The proposed solution to the described problem refers to a device, ie a braking mechanism that allows the application of force or impulse of force to individual body segments (pelvis, femur, tibia and foot) while walking on a conveyor belt in the desired part of the walking cycle with negligible mechanical impact on walking by the device / mechanism (low mechanical impedance) when no forces or pulses of forces are applied and the corresponding method. The main innovative feature of the proposed mechanism and method is that the forces and impulses of the forces are not actively applied by e.g. electric actuator, but said forces are generated by inhibiting the movement of inelastic or elastic cords associated with a particular body segment, thereby achieving a short-term mechanical stop or deceleration of movement. Depending on the time of generating forces or pulses of forces within the walking cycle, different mechanical effects can be achieved. For example, when acting on the pelvis in the frontal plane, the support phase on the paretic leg can be prolonged, thereby promoting an even load on both legs and a symmetry of gait. In addition, by almost instantaneously stopping the movement of the pelvis, a disturbing shock can be created that elicits a human reaction by the person changing the location of the next step accordingly. Another example is the use of a short pulse of force on the foot in the phase of swinging the leg, which mimics a person's stumbling while walking, which requires the person to change the location of the next step, another example is the coordinated use of force on the femur and tibia to change the trajectory. leg movements in a swing.

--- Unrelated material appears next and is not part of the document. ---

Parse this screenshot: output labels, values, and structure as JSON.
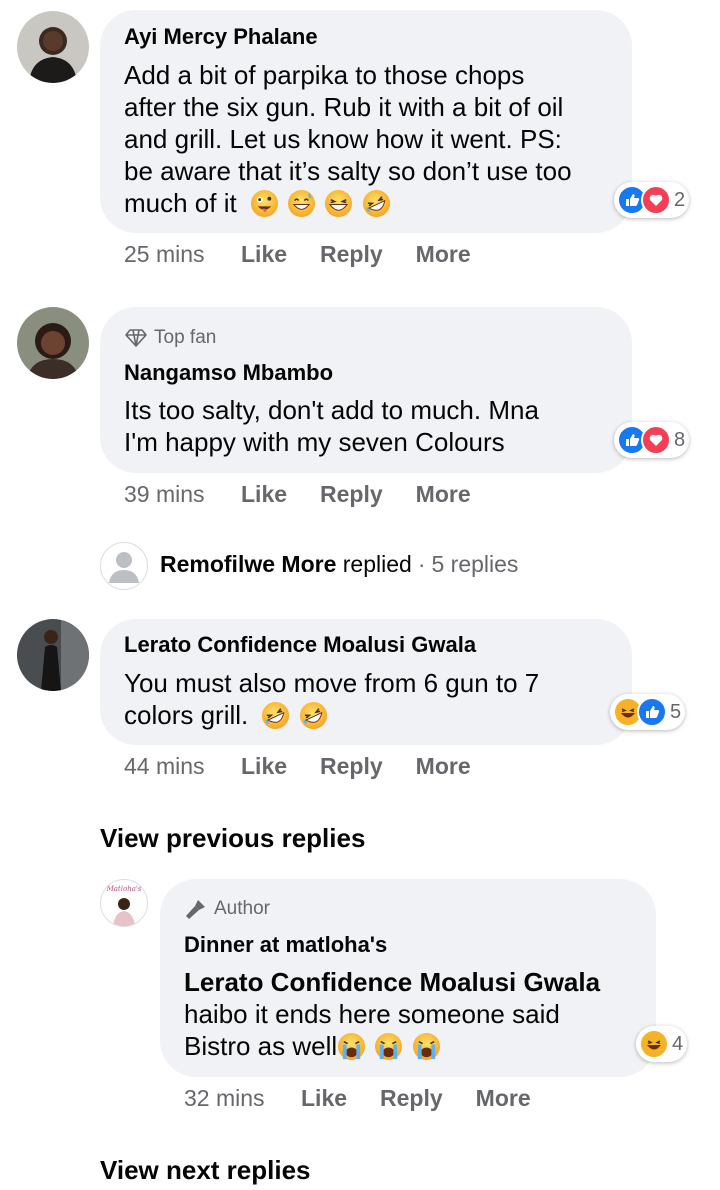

An innovative aspect of the proposed device and method is the ability to track, measure, assist and disrupt (perturbate) the movement of various body segments while walking on the conveyor belt so that in tracking mode only minimally impedes movement, while also allowing appropriate change in the pattern of movement of these segments; performing interfering shocks such as tripping and disturbing shocks to the pelvis in the frontal plane when inelastic ropes are used.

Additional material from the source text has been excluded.